I downloaded Tinder.


     This app makes no sense. And it’s not the app, itself, that makes no sense. It’s the aura of confusing WHAT-THE-HELL that surrounds it. First let’s have a look at what it is and how it works.

You upload a few photos of yourself.

You describe yourself in an allotted space that doesn’t feel like much more than two times a tweet.

You set a preference of age range and distance from your location of people you seek.

You then view others’ profiles at random.

     That’s it. All you see is a picture and a small caption. The rest of how the app works suits this limited bit of information quite well. Let’s look at how you use it.


     You look at profiles and have the option of swiping them left or right. Swiping right indicates you “Like” the person. Swiping left shows the word “Nope” flash on the screen. You can look at more pictures of them if you choose but that is all. It becomes confusing, too, because you swipe left to view more pictures so it is easy to accidentally “Nope” someone. Once you do so, you will never see their profile again, and they will never see yours. It’s ominously final. If, however, you and a potentially attractive stranger both “Like” each other, you may then (and only then) message each other and take it from there.

     Seems pretty simple and straightforward, yes? To objectively weigh the mechanism of the app, it’s a straight-up hook-up app. There’s nothing substantial. There is little detail. It is absolutely impossible to encapsulate someone’s entire identity and laundry list of personal nuances into a few digital photos and a doubletweet.

     If you are a male sifting through female’s profiles you begin to notice a pattern, and this is where it becomes confusing to me. A solid 8 out of 10 of them put a little disclaimer in their doubletweet, life-encompassing profile that says something to the effect of, “Not here for a hook-up.” Such limited space to say whatever they can to seem attractive or reveal something honest, and that’s what they choose to say.


      Then what the hell are you here for?
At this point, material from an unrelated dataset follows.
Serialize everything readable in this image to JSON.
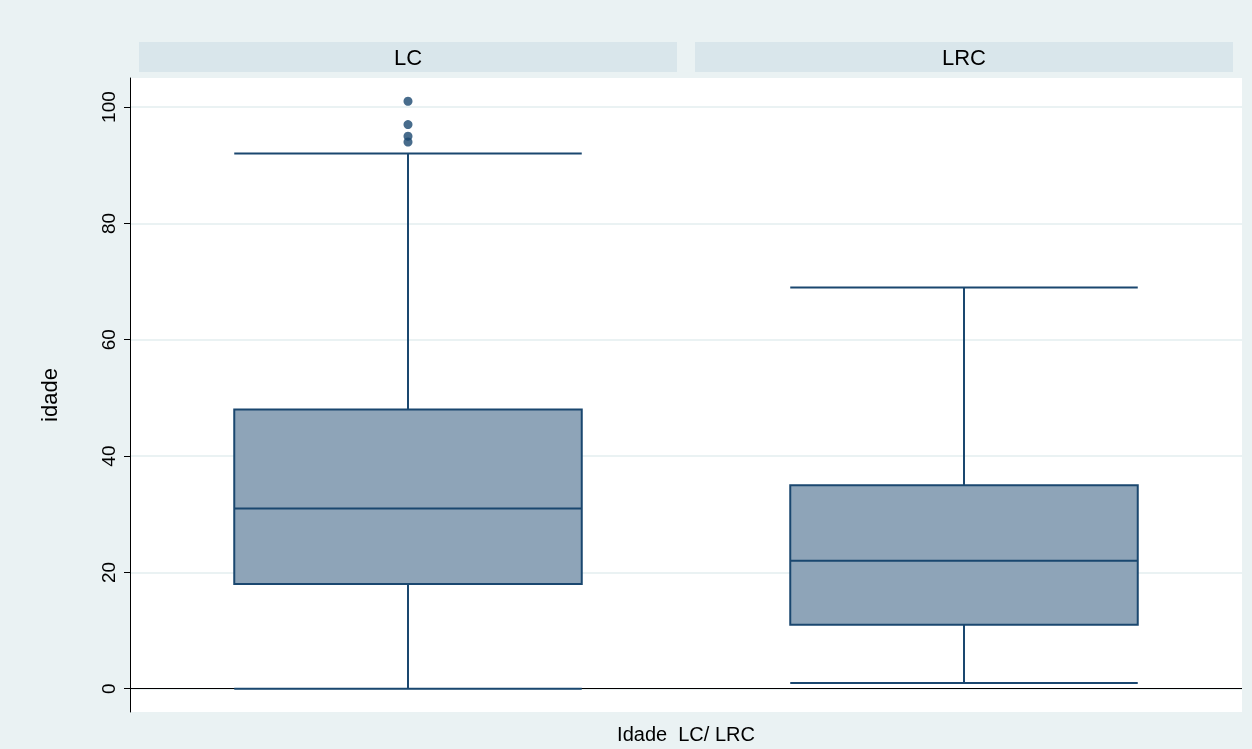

Whether or not you have solid morals and good intentions, you are making your choice about a total stranger based on the thought, “Meh, I’d fuck ya…” If even subconsciously. There’s just not enough time or space in it to put anything of real, substantial worth.

     The app is genius, really. It is perfectly tailored to our desire for more, and quicker, and now. The issue is that someone who is looking for something so fast, easy and immediate is likely not the type of person who wants to get to know the inner depths of someone else’s true self and all of their idiosyncrasies and vulnerabilities. There’s a lack of reconciliation between such expressed desire and high IQ. What I’m saying is that anyone who is on something like Tinder for any substantial amount of time for “not a hook-up” is probably an idiot. Or in some way socially ignorant if only of other, better dating apps.

     It’s a white girl app. A spot to look pretty, feel attractive and be affirmed. I can’t tell you how much duck face I saw

The Horror...

The Horror…

     I uninstalled it after a week and went for OkCupid. Further observations pending…



One response to “My Time On Tinder

  1. Holy shit Boston, seriously a dating app. With all of you boyish charm and wit this is what has come to……WOW sad. Hell you work at Whole Foods man rumored to be one if the best pick up joints. Oh my bad thats the Lamar store. But shit I have no room to talk I’ve been dateless for a while. Guess that 2 job 7days a week may not be working in my favor. Well you might just want to try another route. Good luck.